Hero of Syrian revolution killed after Hama clashes

DAILY SABAH WITH AA
ISTANBUL
Published 10.06.2019 00:17
A tank belonging to the Syrian regime forces drives on a road leading to the town of Jalamah in Syria's Hama governorate as smoke billows above buildings, June 8, 2019.
A tank belonging to the Syrian regime forces drives on a road leading to the town of Jalamah in Syria's Hama governorate as smoke billows above buildings, June 8, 2019.

A Syrian revolution icon and footballer succumbed to his wounds at a Turkish hospital on Saturday, according to the Syrian Observatory for Human Rights.

Abdelbaset Sarout was wounded in clashes in Syria's northern Hama countryside and transported to Turkey for treatment, the rights group said.

"He died of his wounds on Saturday," said Rami Abdurrahman, head of the U.K.-based Syrian Observatory.

Sarout, 27, represented Syria at the under-17 and under-20 level as a goalkeeper and became an opposition commander when his hometown Homs came under regime attack from 2011 to 2014.

He was featured in the 2013 documentary "The Return to Homs" that won a number of international awards.

Sarout, for many, was also the singer of the revolution.

In YouTube videos, he sang songs of independence and martyrdom.

"Oh father, our homeland is bleeding, our soil saddened, oh father, the children cry but who will answer their call, oh father, martyrdom is my dream, my dream for years," he sang in a 2016 video.

Sarout was evacuated from Homs in 2014 under a surrender deal with the government to end a two-year siege of its historical center, according to the observatory. His father and four of his siblings were killed during bombardment and clashes in Homs, it said.

Turkey and Russia agreed last September to turn Idlib into a de-escalation zone in which acts of aggression would be expressly prohibited. The Syrian regime, however, has consistently broken the terms of the truce, launching frequent attacks inside the de-escalation zone.

What has been happening in Idlib is a new version of the tried-and-true method that worked for the Syrian regime forces in their previous, destructive campaigns that retook the city of Aleppo in 2016 and other strategic territories. Idlib is the opposition's last enclave. Its prewar population of 1.5 million has swelled to around 3 million with new refugee waves after it was designated a de-escalation zone under the Astana agreement between Turkey, Russia and Iran in May 2017 to pave the way for a permanent political solution in Syria. Tens of thousands of Syrians trapped in other parts of the country were evacuated there under various cease-fire agreements.
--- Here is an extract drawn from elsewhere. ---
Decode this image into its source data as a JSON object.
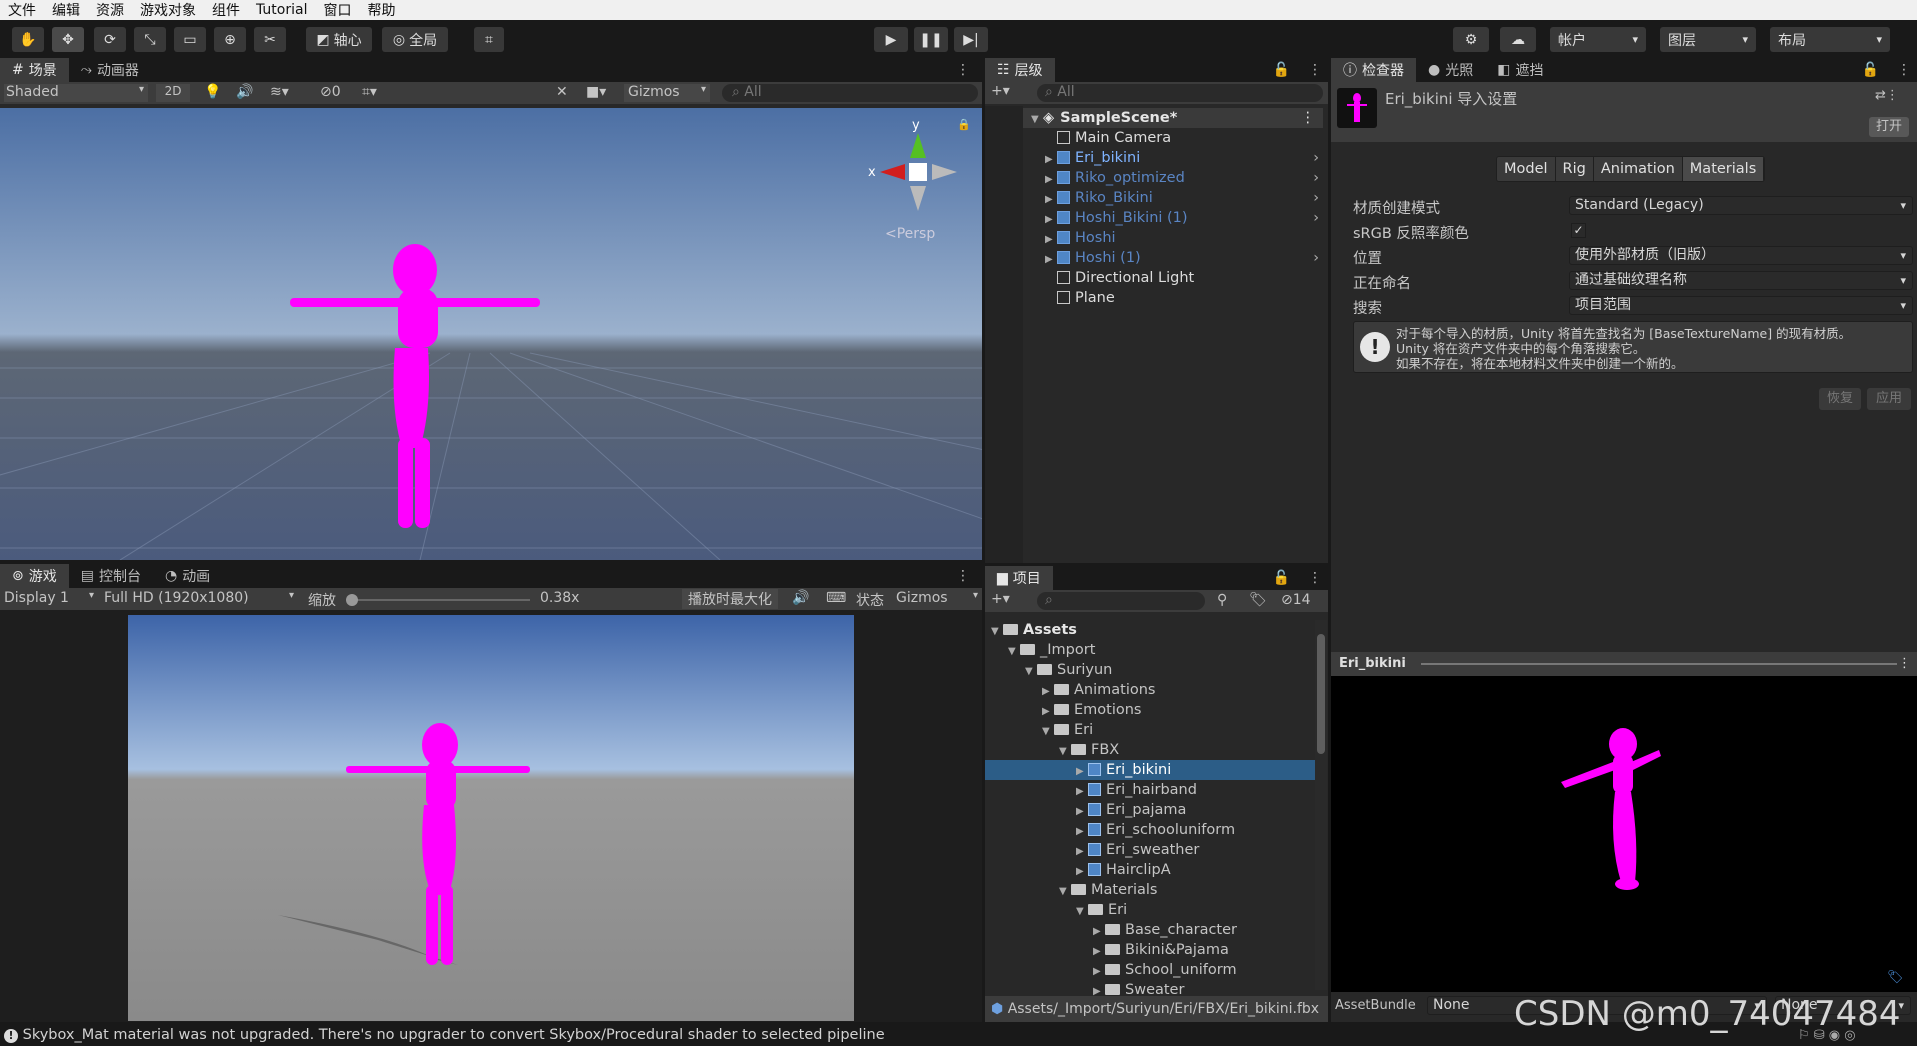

International observers and monitoring agencies state that the regime intentionally targets civilians, residential areas and infrastructure, as the international community keeps their silence over the ongoing humanitarian catastrophe.

Syrian regime hits area near Turkish observation point

Meanwhile, regime forces and Iran-backed terrorist groups carried out an artillery attack targeting areas near a Turkish observation point in Idlib's de-escalation zone. No damage was detected at the observation point located in the Morik district of northern Hama.

This was the fourth such incident to take place near Turkish observation points since the regime intensified their attacks on the region. Similar attacks near observation points were carried out on April 29, May 4 and May 10.

The Turkish Armed Forces (TSK) set up 12 observation points in May 2018, following the ninth round of Astana peace talks.